A Priceless Piece of Tat



I've had a busy time of it recently since Waity Katie decided to tie the knot with that bald fellow with the receding chin - Wills or whatever his name is. To my British friends out there I have this momentous news to impart: yes there are actually people, okay Americans that did not know that Harry was son of Hewitt.


In the midst of Royal Wedding hysteria over here in the US it's been my duty to inform the Yanks about the history of the royals, and to set some stuff straight about what exactly Diana did with her riding instructor. I can inform you that there are many people okay Americans who actually think Di was an innocent victim in her marriage, and okay maybe she was to some extent but that didn't stop her from playing hide the salami with every Tom, Dick and Hewitt and more power to her I say.

But enough cynicism from me. It's not every day that the humble daughter of a millionaire gets to marry an inbred son (definitely a product of Charles on this one due to the balding etc). And get this - even though Katie is sporting the engagement ring once worn by Di worth a cool £85,700 now you too can share in the great day by purchasing your own piece of celebrity tat for only $19.90!! (play video above) - in the form of the "Royal Heirloom Ring, a limited edition replica of the timeless heirloom. The beautiful simulated “Ceylon” sapphire represents the original quality of the centerpiece and is surrounded by scintillating brilliant Diamond X-4 CZs and prong set in silver plate. It’s style, luster, color and cut are unsurpassed." 

And I do take issue with this pile of silliness: "Kate’s story of an everyday girl meeting her Prince and one day becoming the Queen of England is a modern day fairytale come true."

What? Since when was Kate a checkout girl at Asda?

My point is this and there is a point - Kate is not a coal miner's daughter who happened to catch the eye of a prince. She is a stinking rich Sloane - a UK Paris Hilton as it were without the entrepreneurial spirit to make sex tapes like One Night In Paris but a woman of wealth who has never worked a day in her life. Which is fine but why pretend otherwise? To sell cheap ring imitations perhaps?
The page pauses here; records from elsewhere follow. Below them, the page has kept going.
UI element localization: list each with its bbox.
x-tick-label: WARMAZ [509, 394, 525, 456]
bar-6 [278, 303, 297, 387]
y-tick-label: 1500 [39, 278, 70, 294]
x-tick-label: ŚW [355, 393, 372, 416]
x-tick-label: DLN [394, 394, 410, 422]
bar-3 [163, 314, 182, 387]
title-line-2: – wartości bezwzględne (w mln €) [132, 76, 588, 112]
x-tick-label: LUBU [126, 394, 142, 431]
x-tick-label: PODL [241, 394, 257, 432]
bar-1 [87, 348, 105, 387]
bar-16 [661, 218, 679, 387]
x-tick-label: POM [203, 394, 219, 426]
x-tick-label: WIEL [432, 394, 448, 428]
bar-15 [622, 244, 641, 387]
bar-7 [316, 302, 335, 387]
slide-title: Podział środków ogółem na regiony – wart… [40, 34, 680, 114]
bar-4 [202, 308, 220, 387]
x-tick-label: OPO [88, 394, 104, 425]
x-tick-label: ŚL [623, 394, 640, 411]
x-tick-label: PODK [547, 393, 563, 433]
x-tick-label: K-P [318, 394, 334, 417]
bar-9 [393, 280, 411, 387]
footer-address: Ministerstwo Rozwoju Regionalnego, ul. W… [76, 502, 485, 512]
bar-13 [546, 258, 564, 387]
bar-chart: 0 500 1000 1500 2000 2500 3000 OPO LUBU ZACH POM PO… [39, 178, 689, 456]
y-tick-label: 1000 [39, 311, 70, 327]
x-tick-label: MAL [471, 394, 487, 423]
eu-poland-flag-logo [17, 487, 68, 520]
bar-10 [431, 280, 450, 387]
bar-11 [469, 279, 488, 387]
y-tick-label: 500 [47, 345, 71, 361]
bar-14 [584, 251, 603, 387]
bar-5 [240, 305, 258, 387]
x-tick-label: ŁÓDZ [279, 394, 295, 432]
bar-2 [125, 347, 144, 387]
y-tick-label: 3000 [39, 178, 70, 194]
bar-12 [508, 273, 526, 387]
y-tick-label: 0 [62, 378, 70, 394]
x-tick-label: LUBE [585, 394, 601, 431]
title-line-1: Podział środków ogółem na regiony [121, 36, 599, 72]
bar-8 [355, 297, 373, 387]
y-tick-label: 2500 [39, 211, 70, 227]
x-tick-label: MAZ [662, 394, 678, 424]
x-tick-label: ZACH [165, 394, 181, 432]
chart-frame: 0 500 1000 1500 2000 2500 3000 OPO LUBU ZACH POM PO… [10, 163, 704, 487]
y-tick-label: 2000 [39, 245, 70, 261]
What gets me about Kate is she's so bloody boring. She has a great figure yet wears clothes that look like they come from M&S. At the very least Katie get some designers to make you some great fashion forward dresses. Am I alone in looking nostalgically back at the old royals? In the old days Royals knew that they were layabouts with a duty to entertain the British public. Who can forget Prince Edward's um, production company that never made a bean and was funded by the royal wallet or Prince Margaret who was always drunk as a skunk, Prince Phillips racist comments which were frankly hilarious, Prince Andrew swinging both ways, Princess Di crazy as a fruitbat cavorting with cokehead Dodi and doing hilarious interviews about 'there were three of us in our marriage', and last but not least the Princess of Pork who has been exceptionally good value on the entertainment front and even tried to sell 'access to Prince Andrew' for a cool $725,000 before being declared bankrupt (she now blames that debacle on being a boozer). God help me I miss the colourful old style royals. Do you? Do you think the royals have a duty to be entertaining or are you pleased to see the new breed of royals like Kate and Wills who are about as dull as a wet weekend in Bognor Regis and seem to have hermetically sealed genitals? Discuss.